Si tu n’es pas heureux, t’es pas « in », tendance et dans la normalité.
Mais la nature humaine n’est-elle pas plus complexe qu’on aimerait nous le faire croire ?

Personnellement, je me suis aperçue des travers de l’happycratie au sein même de ma vie. Quand tu gravites au quotidien dans un univers lié au bien-être, tout le monde t’imagine super heureuse et épanouie. Alors, même si c’est le cas la plupart du temps, lors des moments de doute, de remise en question voire même de névrose, tu te sens obligée de donner aux autres ce qu’ils veulent voir. Alors sans même t’en rendre compte, tu commences à jouer un rôle, celui de la nana à qui tout souri et réussi. Lorsque l’on te demande machinalement « comment ça va ? », tu réponds en te concentrant pour avoir l’attitude de la meuf qui va super bien même dans les moments où tu as juste envie d’hurler « ça va super mal et alors ? »….
Mais le pire c’est avec ses amis… On a peur de le dire qu’on est en plein marasme émotionnel, qu’on a l’impression d’avoir raté sa vie (même si c’est pas vrai !), qu’on vit un vraie révolution intérieure… de peur de passer pour la névrosée à fuir sans plus tarder.
Bref, qu’on se le dise, la névrose ne fait plus vendre… et effraie. Il faut sourire, être parfaite et aller toujours bien. Et personnellement, j’ai l’impression de m’être un peu perdue dans ce tsunami de la dictature du bonheur.

Alors aujourd’hui, je revendique le droit à la tristesse, à la déprime passagère, aux coups de blues, de flip, d’immersion en eaux troubles, de « pétages de plomb » en bonne et due forme. Car ces moments sont indispensables pour se construire, se connaître et rebondir de plus bel.
je veux montrer mon vraie visage aux gens que j’aime, sans triche, ni fard… Et que ceux qui m’aime ne me juge pas…

Cela me fait penser aux films de Peter Weir, The Truman show avec « l’excellentissime » Jim Carrey.

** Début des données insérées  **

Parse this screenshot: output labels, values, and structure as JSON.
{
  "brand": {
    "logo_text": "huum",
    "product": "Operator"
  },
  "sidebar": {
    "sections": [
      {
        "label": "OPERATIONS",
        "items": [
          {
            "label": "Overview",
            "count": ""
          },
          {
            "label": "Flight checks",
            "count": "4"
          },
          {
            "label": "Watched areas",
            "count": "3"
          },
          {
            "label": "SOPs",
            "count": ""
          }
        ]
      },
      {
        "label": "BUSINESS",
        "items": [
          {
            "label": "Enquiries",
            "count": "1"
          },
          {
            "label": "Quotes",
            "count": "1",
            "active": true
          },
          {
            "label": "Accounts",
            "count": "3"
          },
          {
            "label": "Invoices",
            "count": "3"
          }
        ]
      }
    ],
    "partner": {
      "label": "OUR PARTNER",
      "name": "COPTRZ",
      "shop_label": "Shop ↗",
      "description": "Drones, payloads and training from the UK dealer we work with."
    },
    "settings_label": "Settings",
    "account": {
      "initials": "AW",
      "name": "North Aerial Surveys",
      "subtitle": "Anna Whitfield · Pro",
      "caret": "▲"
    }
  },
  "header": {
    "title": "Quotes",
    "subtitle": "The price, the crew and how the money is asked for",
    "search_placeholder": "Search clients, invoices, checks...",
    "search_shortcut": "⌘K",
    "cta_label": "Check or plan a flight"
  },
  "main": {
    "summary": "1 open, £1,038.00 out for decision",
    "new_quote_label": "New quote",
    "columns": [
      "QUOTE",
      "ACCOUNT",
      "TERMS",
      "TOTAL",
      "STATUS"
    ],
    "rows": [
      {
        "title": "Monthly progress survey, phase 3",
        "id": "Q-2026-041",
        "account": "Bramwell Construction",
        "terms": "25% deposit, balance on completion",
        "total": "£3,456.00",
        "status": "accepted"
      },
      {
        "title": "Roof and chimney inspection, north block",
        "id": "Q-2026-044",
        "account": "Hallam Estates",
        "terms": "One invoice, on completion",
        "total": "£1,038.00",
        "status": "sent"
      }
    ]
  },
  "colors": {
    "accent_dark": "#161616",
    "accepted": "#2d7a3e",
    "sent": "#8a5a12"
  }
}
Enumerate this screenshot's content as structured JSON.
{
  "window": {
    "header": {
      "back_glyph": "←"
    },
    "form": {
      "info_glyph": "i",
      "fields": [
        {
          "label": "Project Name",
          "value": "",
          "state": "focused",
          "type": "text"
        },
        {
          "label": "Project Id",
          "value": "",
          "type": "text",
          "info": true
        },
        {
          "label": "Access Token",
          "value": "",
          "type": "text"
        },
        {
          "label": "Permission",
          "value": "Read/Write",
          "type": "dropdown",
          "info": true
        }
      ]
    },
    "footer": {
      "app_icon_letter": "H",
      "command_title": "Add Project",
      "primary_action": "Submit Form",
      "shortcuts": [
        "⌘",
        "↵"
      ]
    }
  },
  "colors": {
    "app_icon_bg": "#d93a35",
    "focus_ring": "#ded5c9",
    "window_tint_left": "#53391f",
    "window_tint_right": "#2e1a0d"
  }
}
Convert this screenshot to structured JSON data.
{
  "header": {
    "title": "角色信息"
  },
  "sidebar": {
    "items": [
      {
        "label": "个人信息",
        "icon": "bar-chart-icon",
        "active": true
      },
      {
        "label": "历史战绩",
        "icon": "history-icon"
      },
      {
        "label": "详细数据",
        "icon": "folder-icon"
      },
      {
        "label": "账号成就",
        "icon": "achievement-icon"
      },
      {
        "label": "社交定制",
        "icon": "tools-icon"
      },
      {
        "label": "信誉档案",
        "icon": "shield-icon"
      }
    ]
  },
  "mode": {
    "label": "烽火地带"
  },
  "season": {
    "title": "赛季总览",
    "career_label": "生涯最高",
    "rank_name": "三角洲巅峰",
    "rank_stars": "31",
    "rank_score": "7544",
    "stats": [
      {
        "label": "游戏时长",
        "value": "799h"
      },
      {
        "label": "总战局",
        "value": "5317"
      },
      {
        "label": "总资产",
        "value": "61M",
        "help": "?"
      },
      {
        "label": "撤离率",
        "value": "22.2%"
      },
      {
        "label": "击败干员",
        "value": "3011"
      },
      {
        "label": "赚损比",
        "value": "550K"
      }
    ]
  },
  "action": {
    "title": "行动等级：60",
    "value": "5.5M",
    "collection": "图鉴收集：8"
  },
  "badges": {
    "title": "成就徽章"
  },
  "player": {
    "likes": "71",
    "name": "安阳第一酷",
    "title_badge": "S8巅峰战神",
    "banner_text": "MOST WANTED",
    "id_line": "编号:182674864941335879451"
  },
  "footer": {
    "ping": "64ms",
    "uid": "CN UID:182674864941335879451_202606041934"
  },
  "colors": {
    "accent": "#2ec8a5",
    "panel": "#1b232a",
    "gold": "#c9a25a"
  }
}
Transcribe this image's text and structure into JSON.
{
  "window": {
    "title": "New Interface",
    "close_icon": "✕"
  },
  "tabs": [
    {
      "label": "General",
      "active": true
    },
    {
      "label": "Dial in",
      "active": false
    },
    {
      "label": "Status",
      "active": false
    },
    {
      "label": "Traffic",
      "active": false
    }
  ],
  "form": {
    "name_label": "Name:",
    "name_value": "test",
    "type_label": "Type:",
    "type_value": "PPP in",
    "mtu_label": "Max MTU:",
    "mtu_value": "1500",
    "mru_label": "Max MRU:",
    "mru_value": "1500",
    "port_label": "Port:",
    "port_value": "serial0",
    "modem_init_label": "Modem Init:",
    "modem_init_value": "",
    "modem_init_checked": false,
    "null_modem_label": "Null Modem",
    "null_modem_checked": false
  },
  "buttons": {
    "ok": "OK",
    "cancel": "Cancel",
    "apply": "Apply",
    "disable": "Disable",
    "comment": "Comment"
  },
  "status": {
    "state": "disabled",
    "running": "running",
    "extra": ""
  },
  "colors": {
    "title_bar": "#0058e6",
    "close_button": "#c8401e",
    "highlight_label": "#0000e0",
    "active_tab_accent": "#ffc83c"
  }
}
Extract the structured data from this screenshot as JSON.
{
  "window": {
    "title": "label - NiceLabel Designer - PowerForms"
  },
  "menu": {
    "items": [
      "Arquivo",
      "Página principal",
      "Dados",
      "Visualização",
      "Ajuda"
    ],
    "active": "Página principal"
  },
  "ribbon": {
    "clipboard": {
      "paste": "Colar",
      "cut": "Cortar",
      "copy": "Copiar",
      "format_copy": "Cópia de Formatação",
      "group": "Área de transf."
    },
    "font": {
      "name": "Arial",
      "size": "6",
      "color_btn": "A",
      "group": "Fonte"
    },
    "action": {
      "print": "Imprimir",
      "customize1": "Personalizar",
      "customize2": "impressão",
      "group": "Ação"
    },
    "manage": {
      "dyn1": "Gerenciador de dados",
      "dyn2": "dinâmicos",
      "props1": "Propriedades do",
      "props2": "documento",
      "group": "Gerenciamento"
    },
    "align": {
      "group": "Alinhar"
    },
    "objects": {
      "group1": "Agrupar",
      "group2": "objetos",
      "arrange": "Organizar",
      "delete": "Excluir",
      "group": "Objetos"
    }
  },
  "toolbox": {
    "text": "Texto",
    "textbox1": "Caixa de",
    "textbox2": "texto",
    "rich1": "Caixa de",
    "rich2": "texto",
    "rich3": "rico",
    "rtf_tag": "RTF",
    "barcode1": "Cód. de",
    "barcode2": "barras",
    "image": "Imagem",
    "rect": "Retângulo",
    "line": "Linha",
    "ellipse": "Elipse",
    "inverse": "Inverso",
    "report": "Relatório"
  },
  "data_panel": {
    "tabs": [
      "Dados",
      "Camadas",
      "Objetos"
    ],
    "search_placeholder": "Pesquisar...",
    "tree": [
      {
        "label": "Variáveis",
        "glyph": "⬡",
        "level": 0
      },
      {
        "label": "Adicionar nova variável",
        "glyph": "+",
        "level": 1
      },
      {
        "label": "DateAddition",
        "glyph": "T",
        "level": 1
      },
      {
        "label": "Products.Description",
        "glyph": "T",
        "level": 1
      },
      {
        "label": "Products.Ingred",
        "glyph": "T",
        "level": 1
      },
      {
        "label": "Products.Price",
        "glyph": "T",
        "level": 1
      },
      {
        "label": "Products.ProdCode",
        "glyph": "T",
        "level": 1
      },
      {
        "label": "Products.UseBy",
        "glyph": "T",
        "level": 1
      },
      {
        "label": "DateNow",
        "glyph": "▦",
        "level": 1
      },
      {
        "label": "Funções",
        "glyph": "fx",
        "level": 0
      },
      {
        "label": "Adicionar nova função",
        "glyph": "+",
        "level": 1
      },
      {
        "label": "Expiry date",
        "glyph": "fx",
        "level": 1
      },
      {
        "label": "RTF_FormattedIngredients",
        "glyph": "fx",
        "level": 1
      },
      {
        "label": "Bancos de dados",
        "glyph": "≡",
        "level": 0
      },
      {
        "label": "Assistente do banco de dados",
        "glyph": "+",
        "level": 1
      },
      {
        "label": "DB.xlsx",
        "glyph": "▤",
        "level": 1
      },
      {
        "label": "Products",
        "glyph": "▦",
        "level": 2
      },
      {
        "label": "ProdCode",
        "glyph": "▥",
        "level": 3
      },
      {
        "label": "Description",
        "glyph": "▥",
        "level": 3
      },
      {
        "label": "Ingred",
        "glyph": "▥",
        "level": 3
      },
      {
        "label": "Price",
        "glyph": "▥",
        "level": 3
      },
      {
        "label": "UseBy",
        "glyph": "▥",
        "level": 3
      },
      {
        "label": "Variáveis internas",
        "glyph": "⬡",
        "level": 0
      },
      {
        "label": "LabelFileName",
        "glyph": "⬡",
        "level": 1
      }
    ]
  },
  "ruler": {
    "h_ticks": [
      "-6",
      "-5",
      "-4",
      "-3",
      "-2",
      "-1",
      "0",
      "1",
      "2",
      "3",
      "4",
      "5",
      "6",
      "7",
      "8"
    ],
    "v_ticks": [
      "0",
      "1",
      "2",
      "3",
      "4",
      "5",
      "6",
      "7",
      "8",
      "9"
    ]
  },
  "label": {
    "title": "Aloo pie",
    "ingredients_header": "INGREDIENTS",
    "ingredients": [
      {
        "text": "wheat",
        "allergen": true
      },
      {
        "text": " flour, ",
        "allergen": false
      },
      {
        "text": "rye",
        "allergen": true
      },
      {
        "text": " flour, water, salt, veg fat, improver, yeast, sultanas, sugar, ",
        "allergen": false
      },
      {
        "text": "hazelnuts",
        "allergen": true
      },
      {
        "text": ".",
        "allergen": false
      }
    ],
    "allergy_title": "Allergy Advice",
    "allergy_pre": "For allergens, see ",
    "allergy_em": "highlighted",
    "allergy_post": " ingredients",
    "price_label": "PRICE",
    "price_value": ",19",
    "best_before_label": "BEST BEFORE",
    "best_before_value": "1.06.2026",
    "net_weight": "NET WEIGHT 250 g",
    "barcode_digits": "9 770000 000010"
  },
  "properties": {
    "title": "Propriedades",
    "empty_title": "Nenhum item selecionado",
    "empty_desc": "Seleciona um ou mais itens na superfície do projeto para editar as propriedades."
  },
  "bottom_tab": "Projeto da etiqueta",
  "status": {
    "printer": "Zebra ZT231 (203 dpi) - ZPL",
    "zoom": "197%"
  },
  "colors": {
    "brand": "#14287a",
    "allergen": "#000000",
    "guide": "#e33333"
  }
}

Briser les chaines d’un monde virtuelle et fake, ou l’apparent bonheur laisse soudainement place à une réalité certes bien plus sombre mais oh combien plus subtile et passionnante…

A lire absolument : Happycratie d’Eva Illouz & Edgar Cabanas aux éditions Premier Parallèle – 21 €


Et vous, que pensez-vous de cette dictature du bonheur ?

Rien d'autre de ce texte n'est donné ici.